%LOAD ../../lodes.db

Using Joins With Aggregation Functions#

Suppose we wanted to know the distribution of the total number of jobs in California by county. The employment information is in one table, and county information is in another table. We need to join them, then aggregate the jobs, by county. Even though this seems like a complicated multi-step process, we can actually do it all in one query. Let’s break it down into two parts: the join and the aggregation.

The Join#

We need to join the ca_wac_2015 table and the ca_xwalk table. Since we aren’t worried about counties that have no jobs, we can do an inner join. Consider the following JOIN (if you want to run it, I would suggest adding a LIMIT at the end):

SELECT a.w_geocode, a.c000, b.ctyname
FROM ca_wac_2015 a
JOIN ca_xwalk b
ON a.w_geocode = b.tabblk2010;

This should provide the JOIN that we want, as well as the relevant columns. We need to take the table we get from the join and apply the aggregation to it.

The Aggregation#

From our joined table, we need GROUP BY county, then find the SUM(). For now, let’s call our joined table “joinedtable” and write the query based on this table. Since we’re also interested in what counties have the most jobs, we’ll order by the sum in descending order.

SELECT ctyname, SUM(c000)
FROM joinedtable
GROUP BY ctyname
ORDER BY SUM(c000) DESC
LIMIT 30;

But we’ve actually already figured out how to get table “joinedtable” using the JOINs above. All we need to do is put the JOIN in.
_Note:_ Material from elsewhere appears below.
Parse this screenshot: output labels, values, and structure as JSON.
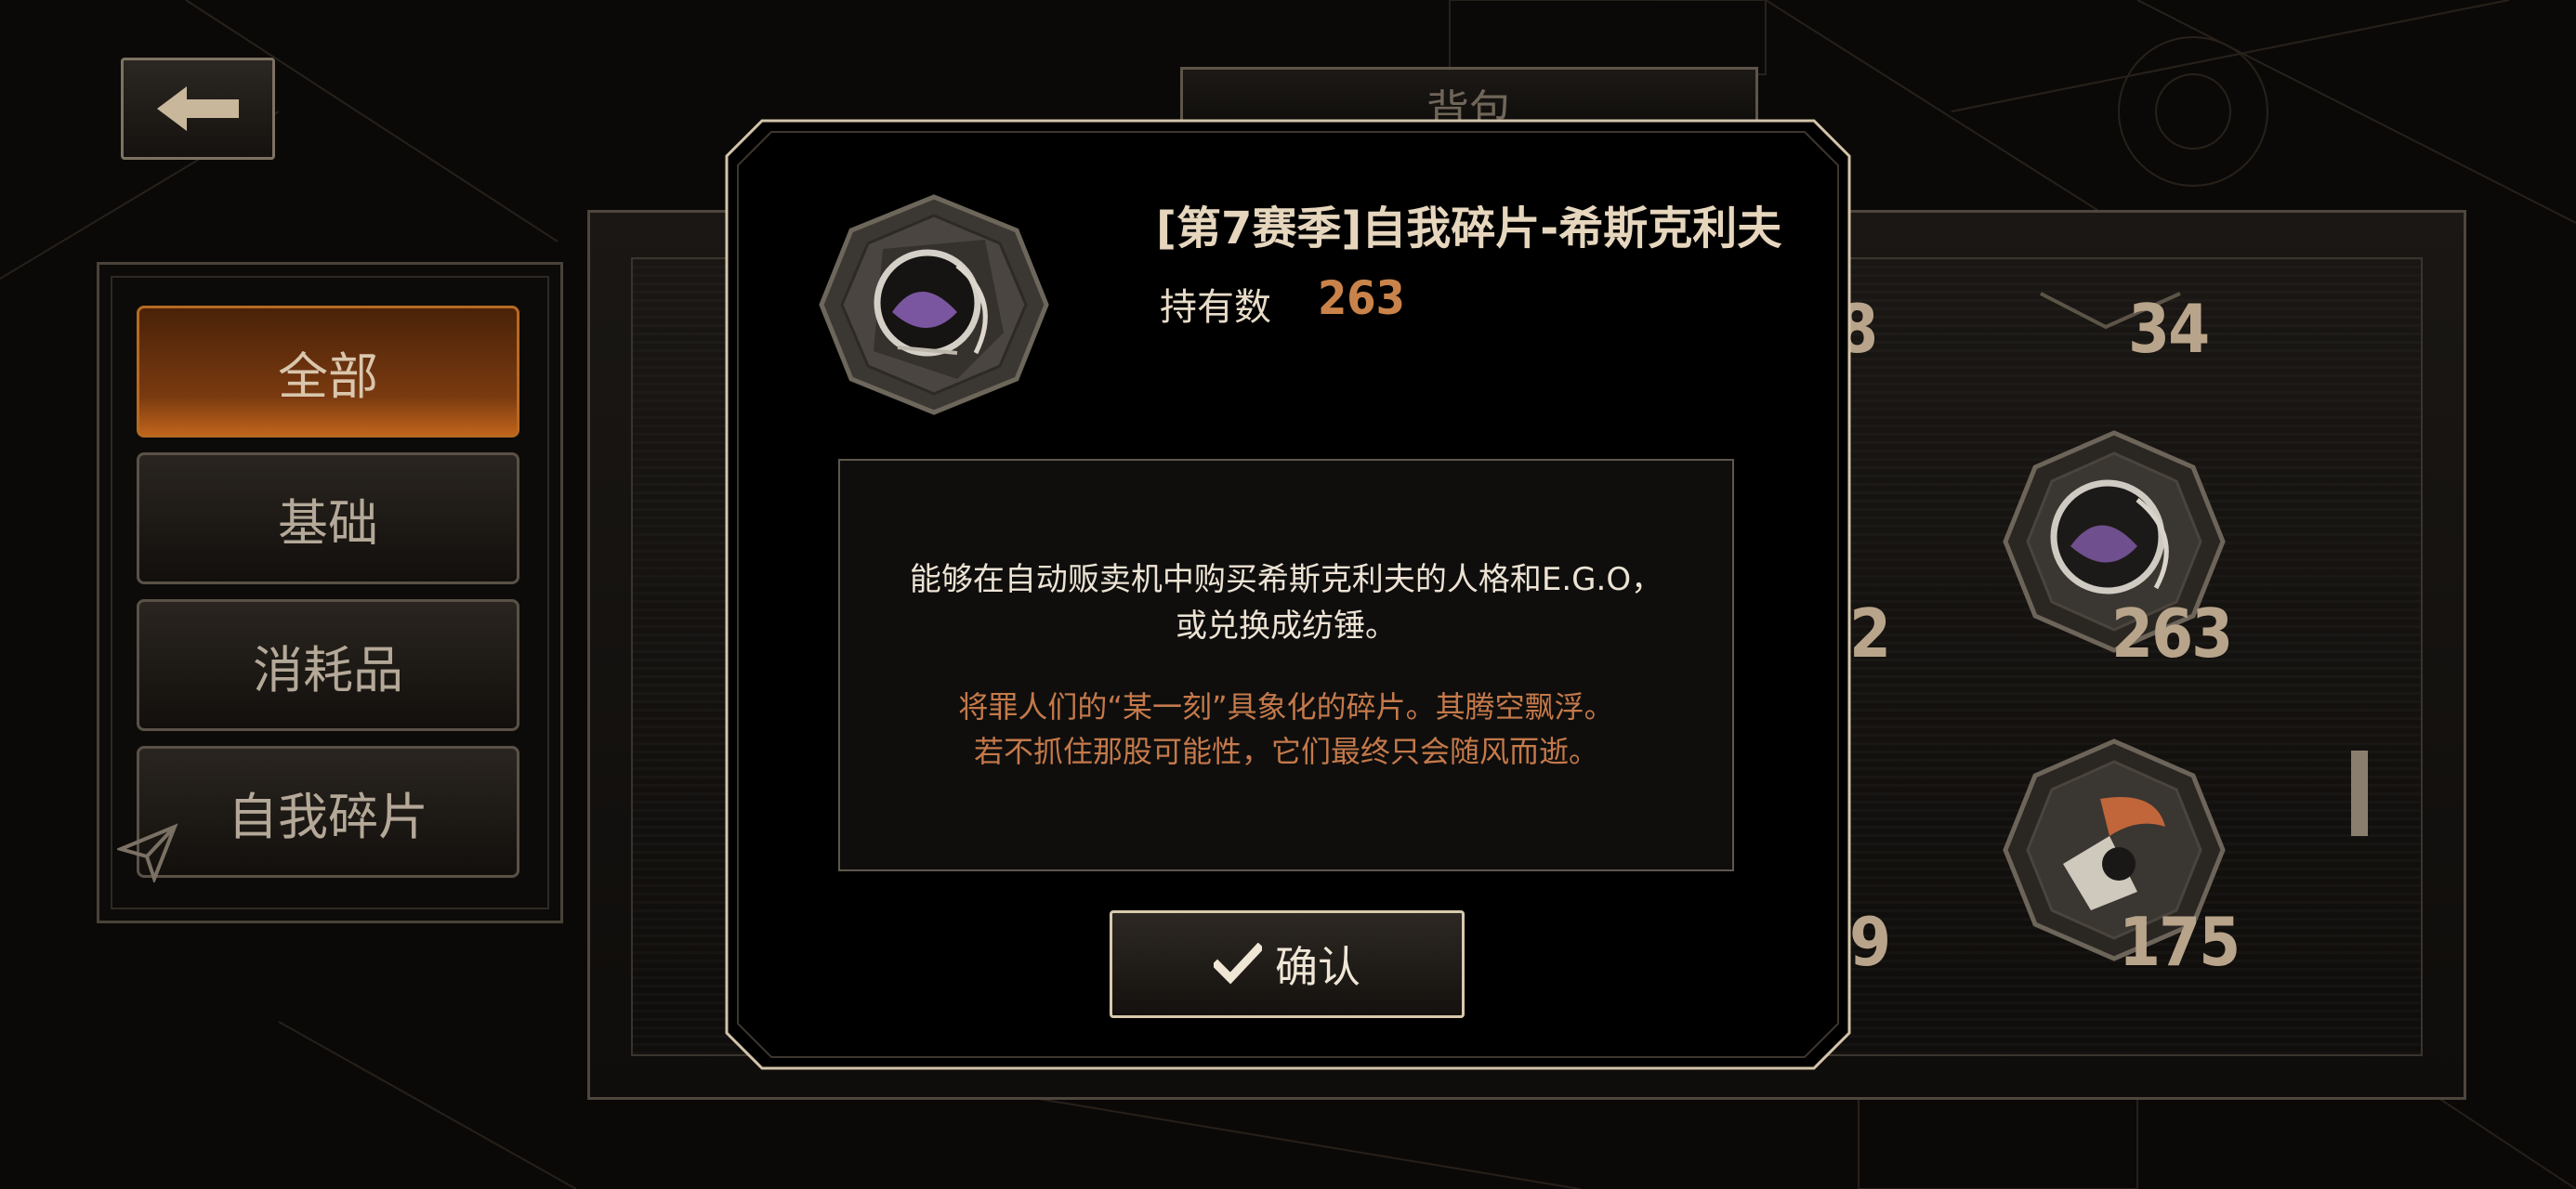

SELECT b.ctyname, SUM(a.c000)
FROM ca_wac_2015 a
JOIN ca_xwalk b
ON a.w_geocode = b.tabblk2010
GROUP BY ctyname
ORDER BY SUM(c000) DESC
LIMIT 30;
ctyname SUM(a.c000)
Los Angeles County, CA 4443133
Orange County, CA 1578369
San Diego County, CA 1338649
Santa Clara County, CA 1006868
Alameda County, CA 751240
San Francisco County, CA 700616
San Bernardino County, CA 685642
Riverside County, CA 649800
Sacramento County, CA 631522
San Mateo County, CA 387932
Contra Costa County, CA 359762
Fresno County, CA 349119
Ventura County, CA 304533
Kern County, CA 284472
San Joaquin County, CA 230784
Sonoma County, CA 193045
Santa Barbara County, CA 182850
Stanislaus County, CA 178292
Monterey County, CA 170326
Tulare County, CA 153744
Placer County, CA 144750
Solano County, CA 144473
Marin County, CA 112471
San Luis Obispo County, CA 106785
Santa Cruz County, CA 99832
Yolo County, CA 76969
Butte County, CA 76587
Napa County, CA 73604
Merced County, CA 70947
Shasta County, CA 59933

Checkpoint: Putting It All Together#

Look back to the motivating question: What are the characteristics of the distribution of jobs by county and by metropolitan/micropolitan area?
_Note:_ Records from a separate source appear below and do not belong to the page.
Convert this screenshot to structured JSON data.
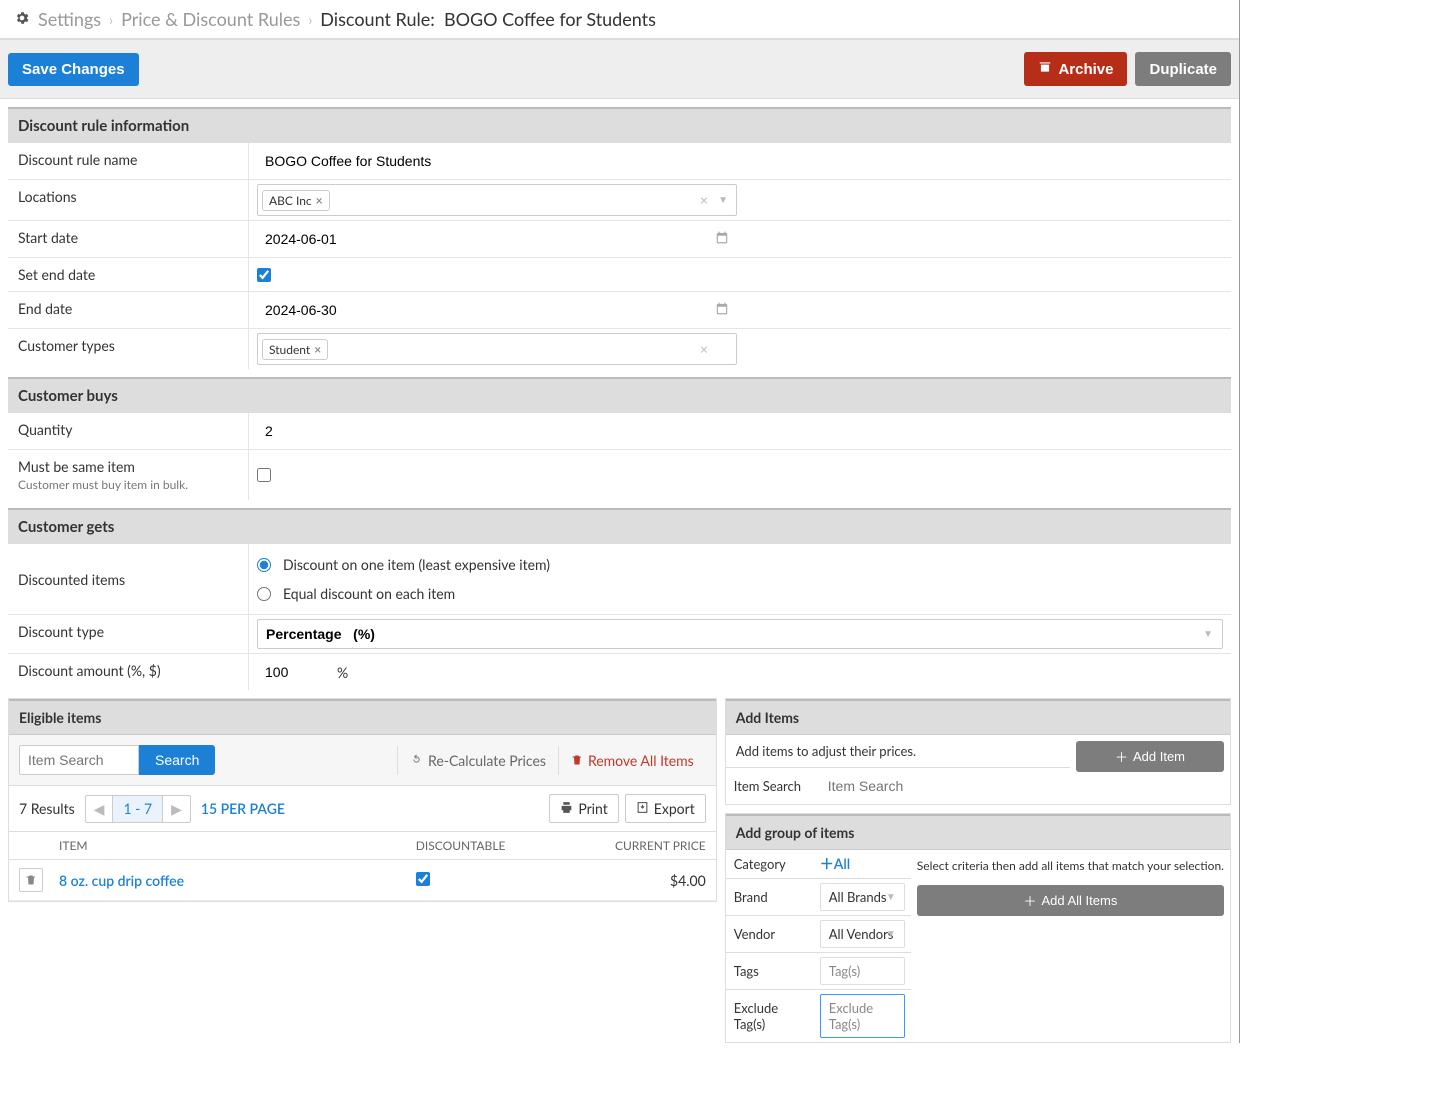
{
  "breadcrumb": {
    "level1": "Settings",
    "level2": "Price & Discount Rules",
    "level3_prefix": "Discount Rule:",
    "level3_name": "BOGO Coffee for Students"
  },
  "actions": {
    "save": "Save Changes",
    "archive": "Archive",
    "duplicate": "Duplicate"
  },
  "section_rule_info": {
    "title": "Discount rule information",
    "name_label": "Discount rule name",
    "name_value": "BOGO Coffee for Students",
    "locations_label": "Locations",
    "locations_chip": "ABC Inc",
    "start_date_label": "Start date",
    "start_date_value": "2024-06-01",
    "set_end_date_label": "Set end date",
    "set_end_date_checked": true,
    "end_date_label": "End date",
    "end_date_value": "2024-06-30",
    "customer_types_label": "Customer types",
    "customer_types_chip": "Student"
  },
  "section_buys": {
    "title": "Customer buys",
    "qty_label": "Quantity",
    "qty_value": "2",
    "same_item_label": "Must be same item",
    "same_item_sub": "Customer must buy item in bulk.",
    "same_item_checked": false
  },
  "section_gets": {
    "title": "Customer gets",
    "discounted_items_label": "Discounted items",
    "radio_one": "Discount on one item (least expensive item)",
    "radio_each": "Equal discount on each item",
    "radio_selected": "one",
    "discount_type_label": "Discount type",
    "discount_type_value": "Percentage   (%)",
    "discount_amount_label": "Discount amount (%, $)",
    "discount_amount_value": "100",
    "discount_amount_suffix": "%"
  },
  "eligible": {
    "title": "Eligible items",
    "search_placeholder": "Item Search",
    "search_btn": "Search",
    "recalc": "Re-Calculate Prices",
    "remove_all": "Remove All Items",
    "results_text": "7 Results",
    "pager_current": "1 - 7",
    "per_page": "15 PER PAGE",
    "print": "Print",
    "export": "Export",
    "cols": {
      "item": "ITEM",
      "discountable": "DISCOUNTABLE",
      "price": "CURRENT PRICE"
    },
    "rows": [
      {
        "name": "8 oz. cup drip coffee",
        "discountable": true,
        "price": "$4.00"
      }
    ]
  },
  "add_items": {
    "title": "Add Items",
    "instr": "Add items to adjust their prices.",
    "item_search_label": "Item Search",
    "item_search_placeholder": "Item Search",
    "add_item_btn": "Add Item"
  },
  "add_group": {
    "title": "Add group of items",
    "side_instr": "Select criteria then add all items that match your selection.",
    "add_all_btn": "Add All Items",
    "category_label": "Category",
    "category_all": "All",
    "brand_label": "Brand",
    "brand_value": "All Brands",
    "vendor_label": "Vendor",
    "vendor_value": "All Vendors",
    "tags_label": "Tags",
    "tags_placeholder": "Tag(s)",
    "exclude_label": "Exclude Tag(s)",
    "exclude_placeholder": "Exclude Tag(s)"
  }
}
Using what you know about joins and aggregation functions, try to answer the following questions:

  • Which counties have the most jobs?

  • Which counties do the workers live in the most?

  • Which metropolitan/micropolitan areas have the most jobs?

  • What are some summary statistics of jobs at the county or metropolitan/micropolitan level (e.g. average number of jobs per county)?